Second – After defining the process for properly testing each component, we must clearly define what is part of a build, and what components are external. This will assist us is developing our testing matrix for versions of our application, any outside data models and applications and all associated libraries. This step will include that we properly define the boundaries for the automated testing process, versus what testing will require manual review and intervention.

Third – The final step is developing and testing the process for moving builds from one environment to another, while ensuring that no changes are made between testing phases, and all builds are archived in a way they can be referenced at a later date if necessary. This step is to ensure that both testing from one stage is valid during another, but also ensuring that any testing failures and findings are archived for future analysis and review.

Final Thoughts
By utilizing VMs to compartmentalize applications during the development and testing cycle you can provide not only isolated, reproducible environments, you can easily roll back to archived versions of the production application if a deployment fails. VMs provide a way to test an entire application stack, including outside software, libraries and data models in an integrated way to ensure stability when deployed in a production environment. As the technology around VMs continues to evolve developers will only get more capabilities around snapshots of VMs, the ability to roll back in time within a VM and better performance modeling and characterization capabilities.

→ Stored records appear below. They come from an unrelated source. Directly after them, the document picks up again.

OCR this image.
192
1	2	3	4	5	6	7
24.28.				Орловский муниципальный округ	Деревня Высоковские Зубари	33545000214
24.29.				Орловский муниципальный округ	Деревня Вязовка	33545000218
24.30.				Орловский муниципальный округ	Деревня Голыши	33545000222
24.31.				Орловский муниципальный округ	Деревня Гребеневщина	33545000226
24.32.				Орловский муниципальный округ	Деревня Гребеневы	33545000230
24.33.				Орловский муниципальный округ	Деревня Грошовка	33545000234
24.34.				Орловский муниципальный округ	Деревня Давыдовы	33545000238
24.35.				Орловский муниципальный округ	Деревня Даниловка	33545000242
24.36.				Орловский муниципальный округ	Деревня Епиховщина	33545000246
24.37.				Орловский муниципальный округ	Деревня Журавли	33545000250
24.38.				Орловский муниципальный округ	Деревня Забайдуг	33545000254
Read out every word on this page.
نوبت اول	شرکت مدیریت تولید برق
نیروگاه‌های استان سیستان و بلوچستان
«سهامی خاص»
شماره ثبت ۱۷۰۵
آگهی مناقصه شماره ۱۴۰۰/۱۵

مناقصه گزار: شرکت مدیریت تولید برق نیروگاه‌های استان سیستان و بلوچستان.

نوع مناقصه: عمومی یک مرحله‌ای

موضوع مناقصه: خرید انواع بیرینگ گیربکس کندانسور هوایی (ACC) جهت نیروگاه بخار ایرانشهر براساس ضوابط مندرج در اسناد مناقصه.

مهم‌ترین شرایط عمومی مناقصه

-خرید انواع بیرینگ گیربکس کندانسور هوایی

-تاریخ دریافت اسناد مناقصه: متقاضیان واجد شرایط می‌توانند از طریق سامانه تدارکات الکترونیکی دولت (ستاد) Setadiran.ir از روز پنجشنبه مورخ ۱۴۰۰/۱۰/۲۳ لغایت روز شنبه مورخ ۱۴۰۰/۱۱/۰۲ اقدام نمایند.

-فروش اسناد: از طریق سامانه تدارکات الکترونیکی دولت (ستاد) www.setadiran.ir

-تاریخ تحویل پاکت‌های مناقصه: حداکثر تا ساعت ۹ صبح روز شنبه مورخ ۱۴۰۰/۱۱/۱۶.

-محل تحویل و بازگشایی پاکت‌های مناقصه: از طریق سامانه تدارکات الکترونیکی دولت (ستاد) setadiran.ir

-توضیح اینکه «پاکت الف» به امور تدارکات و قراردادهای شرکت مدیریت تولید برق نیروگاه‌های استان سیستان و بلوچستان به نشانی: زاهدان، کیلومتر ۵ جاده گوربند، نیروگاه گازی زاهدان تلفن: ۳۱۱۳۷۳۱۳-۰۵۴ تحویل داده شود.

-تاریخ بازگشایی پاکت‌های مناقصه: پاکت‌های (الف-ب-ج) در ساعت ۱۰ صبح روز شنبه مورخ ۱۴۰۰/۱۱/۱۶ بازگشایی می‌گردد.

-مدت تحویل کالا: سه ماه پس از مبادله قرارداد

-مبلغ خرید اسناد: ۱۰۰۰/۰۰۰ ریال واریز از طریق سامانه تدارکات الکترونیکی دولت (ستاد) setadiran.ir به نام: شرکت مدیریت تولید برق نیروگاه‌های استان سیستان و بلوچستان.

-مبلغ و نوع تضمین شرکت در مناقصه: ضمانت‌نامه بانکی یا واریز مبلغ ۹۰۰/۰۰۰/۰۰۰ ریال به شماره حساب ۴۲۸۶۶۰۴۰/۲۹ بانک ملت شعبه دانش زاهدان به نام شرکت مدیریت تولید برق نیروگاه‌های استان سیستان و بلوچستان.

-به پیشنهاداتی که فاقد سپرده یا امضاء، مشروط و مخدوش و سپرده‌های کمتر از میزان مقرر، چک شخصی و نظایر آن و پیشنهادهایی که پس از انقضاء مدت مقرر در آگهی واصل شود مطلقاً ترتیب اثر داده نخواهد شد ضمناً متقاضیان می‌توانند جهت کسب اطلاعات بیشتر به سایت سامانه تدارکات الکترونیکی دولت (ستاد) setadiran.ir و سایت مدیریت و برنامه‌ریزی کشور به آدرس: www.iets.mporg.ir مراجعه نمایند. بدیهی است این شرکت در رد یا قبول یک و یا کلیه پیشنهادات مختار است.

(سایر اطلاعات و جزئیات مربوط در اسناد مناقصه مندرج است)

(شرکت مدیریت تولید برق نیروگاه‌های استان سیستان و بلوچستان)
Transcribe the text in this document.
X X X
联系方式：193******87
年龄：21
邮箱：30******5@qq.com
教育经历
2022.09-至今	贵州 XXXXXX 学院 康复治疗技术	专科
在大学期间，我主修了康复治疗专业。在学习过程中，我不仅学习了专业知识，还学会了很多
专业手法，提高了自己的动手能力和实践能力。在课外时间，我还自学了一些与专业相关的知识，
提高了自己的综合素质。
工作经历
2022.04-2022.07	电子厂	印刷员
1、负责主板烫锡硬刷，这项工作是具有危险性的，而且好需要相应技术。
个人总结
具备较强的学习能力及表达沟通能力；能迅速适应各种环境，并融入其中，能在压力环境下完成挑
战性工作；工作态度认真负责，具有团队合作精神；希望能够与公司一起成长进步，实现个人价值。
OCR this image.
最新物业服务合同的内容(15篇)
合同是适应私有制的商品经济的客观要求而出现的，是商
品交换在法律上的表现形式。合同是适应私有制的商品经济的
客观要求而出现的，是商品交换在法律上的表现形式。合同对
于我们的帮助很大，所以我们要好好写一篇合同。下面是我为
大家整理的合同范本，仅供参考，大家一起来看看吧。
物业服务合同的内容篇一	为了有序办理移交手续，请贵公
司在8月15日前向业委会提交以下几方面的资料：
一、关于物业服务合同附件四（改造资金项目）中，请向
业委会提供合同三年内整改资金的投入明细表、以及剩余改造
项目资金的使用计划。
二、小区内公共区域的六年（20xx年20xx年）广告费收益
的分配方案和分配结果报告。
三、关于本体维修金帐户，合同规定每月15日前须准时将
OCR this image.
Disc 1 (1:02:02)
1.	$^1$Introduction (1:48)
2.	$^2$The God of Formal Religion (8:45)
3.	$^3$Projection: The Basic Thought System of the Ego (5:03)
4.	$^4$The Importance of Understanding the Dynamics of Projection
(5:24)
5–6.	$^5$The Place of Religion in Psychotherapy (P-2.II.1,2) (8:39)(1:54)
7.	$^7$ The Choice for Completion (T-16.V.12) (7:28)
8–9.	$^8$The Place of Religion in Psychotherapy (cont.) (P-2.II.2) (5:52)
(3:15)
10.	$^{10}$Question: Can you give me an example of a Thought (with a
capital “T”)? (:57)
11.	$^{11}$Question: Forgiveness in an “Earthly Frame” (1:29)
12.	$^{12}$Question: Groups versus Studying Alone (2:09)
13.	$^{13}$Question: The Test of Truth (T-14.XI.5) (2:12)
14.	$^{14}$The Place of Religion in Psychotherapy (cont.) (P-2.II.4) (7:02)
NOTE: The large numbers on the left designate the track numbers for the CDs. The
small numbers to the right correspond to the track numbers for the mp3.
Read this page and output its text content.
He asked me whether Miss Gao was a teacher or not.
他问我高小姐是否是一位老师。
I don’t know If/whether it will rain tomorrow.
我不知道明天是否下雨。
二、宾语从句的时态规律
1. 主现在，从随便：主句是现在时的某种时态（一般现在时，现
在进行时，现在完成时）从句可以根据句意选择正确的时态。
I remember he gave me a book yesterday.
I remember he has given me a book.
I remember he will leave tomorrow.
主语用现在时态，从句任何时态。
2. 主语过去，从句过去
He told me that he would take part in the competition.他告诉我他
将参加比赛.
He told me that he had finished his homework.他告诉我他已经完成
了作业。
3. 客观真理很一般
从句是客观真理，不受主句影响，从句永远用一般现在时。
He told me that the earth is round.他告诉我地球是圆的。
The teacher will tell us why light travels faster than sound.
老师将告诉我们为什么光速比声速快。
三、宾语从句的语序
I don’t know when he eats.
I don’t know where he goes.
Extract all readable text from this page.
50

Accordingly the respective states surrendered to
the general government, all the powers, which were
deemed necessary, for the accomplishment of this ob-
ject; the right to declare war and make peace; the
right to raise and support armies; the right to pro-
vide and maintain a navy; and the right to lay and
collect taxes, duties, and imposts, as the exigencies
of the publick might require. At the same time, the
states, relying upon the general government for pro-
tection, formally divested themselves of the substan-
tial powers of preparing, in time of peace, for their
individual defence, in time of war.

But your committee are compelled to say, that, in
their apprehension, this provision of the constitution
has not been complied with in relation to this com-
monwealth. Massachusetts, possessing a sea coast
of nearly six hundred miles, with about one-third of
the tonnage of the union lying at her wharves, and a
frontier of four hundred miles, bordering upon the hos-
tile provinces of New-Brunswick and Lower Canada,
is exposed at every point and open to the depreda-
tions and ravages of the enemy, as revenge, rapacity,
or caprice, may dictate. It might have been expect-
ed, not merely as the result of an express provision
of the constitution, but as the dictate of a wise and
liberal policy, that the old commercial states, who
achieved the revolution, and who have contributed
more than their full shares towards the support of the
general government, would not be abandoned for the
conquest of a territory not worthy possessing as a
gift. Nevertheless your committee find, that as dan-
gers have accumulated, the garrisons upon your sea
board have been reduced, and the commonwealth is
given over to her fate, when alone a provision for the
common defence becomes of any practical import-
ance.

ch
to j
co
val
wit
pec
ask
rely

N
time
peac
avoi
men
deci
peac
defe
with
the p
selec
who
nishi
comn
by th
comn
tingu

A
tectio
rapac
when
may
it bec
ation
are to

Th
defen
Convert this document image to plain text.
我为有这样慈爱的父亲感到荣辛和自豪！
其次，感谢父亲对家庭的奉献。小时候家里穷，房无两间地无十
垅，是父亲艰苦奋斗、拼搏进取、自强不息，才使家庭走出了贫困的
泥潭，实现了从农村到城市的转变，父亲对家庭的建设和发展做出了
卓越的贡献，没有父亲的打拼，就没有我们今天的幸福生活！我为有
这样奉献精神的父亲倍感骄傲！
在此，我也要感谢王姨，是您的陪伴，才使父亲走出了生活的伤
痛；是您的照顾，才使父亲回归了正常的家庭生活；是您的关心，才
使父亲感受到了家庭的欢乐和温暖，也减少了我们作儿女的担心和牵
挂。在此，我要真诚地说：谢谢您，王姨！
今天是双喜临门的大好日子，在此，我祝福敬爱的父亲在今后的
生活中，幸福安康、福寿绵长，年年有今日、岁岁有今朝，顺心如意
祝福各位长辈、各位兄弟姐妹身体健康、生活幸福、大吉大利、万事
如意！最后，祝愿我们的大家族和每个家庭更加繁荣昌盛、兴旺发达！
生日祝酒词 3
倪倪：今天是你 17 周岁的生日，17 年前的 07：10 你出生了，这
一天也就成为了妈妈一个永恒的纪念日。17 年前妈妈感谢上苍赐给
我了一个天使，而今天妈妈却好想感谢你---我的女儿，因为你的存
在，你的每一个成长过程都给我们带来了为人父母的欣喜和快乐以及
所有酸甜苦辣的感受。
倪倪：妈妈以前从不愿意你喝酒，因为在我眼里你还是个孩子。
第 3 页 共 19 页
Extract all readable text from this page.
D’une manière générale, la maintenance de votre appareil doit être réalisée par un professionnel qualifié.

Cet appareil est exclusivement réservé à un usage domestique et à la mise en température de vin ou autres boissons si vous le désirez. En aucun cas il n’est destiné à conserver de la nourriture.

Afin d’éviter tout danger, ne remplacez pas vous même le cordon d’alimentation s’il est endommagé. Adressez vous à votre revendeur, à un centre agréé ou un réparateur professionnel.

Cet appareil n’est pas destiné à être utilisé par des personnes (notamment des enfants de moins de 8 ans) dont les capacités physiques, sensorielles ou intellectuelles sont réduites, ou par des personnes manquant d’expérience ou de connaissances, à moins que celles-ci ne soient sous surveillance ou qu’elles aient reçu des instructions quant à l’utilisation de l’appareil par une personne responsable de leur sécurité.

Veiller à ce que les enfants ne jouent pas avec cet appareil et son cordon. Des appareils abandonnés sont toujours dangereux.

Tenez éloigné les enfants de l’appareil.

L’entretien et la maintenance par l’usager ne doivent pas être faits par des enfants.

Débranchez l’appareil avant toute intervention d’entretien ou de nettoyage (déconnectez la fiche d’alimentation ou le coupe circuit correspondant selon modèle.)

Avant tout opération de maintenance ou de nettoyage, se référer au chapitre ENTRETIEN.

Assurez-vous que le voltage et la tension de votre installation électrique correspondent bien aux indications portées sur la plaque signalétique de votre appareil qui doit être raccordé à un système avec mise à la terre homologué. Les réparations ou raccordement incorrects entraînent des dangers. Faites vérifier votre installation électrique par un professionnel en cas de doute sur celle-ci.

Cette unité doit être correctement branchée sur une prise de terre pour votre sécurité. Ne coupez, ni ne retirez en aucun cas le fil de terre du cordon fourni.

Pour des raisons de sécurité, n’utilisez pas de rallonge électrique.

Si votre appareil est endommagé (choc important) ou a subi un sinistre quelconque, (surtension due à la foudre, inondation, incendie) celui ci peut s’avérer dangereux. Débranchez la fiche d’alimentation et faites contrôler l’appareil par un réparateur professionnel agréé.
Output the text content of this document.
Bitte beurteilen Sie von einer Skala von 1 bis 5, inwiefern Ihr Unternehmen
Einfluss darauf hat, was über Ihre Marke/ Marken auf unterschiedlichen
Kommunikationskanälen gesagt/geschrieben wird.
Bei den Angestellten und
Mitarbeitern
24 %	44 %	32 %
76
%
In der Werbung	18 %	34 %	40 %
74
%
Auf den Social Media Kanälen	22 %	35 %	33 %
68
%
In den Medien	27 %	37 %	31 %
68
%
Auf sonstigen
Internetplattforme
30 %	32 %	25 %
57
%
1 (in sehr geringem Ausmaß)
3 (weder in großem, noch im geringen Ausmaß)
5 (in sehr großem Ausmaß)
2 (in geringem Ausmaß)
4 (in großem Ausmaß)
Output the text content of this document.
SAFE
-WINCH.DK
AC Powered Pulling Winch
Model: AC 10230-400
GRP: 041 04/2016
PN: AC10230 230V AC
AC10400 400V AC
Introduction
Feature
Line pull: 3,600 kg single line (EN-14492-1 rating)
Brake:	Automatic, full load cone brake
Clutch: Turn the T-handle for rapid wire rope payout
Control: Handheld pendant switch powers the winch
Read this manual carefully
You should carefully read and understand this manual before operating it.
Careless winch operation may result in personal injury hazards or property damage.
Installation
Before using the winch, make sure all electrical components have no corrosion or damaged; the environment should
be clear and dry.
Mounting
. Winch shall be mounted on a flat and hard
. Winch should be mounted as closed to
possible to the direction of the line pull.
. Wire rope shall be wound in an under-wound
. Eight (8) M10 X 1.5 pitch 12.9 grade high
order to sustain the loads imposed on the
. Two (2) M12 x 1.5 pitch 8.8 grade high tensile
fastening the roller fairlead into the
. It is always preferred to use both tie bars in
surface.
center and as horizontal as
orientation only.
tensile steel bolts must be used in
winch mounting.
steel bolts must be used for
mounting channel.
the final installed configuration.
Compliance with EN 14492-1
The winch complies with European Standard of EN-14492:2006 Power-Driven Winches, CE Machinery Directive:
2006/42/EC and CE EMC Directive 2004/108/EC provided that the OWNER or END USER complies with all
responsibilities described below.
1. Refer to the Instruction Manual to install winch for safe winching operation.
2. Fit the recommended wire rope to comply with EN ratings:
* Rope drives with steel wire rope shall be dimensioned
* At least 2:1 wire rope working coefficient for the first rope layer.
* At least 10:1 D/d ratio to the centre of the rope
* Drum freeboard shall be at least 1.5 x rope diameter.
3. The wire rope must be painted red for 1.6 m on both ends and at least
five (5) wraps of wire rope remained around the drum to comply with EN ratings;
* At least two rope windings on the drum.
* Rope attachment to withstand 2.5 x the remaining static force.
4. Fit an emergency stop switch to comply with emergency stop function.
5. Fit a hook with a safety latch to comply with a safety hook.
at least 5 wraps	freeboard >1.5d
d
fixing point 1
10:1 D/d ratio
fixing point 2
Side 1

I did not discuss any specific hypervisors because this is meant to be a discussion around the business objectives of a testing environment. Most hypervisors on the market can be automated in a way to deploy this automated testing and movement between environments. Most hypervisors on the market also have associated tools for quickly cloning test environments for analysis, performance monitoring or simple archiving. When reviewing your environment and choosing a possible hypervisor for your development environment, these tools can provide invaluable capabilities to both development and testing staff, as well as your system administrators responsible for the production environments.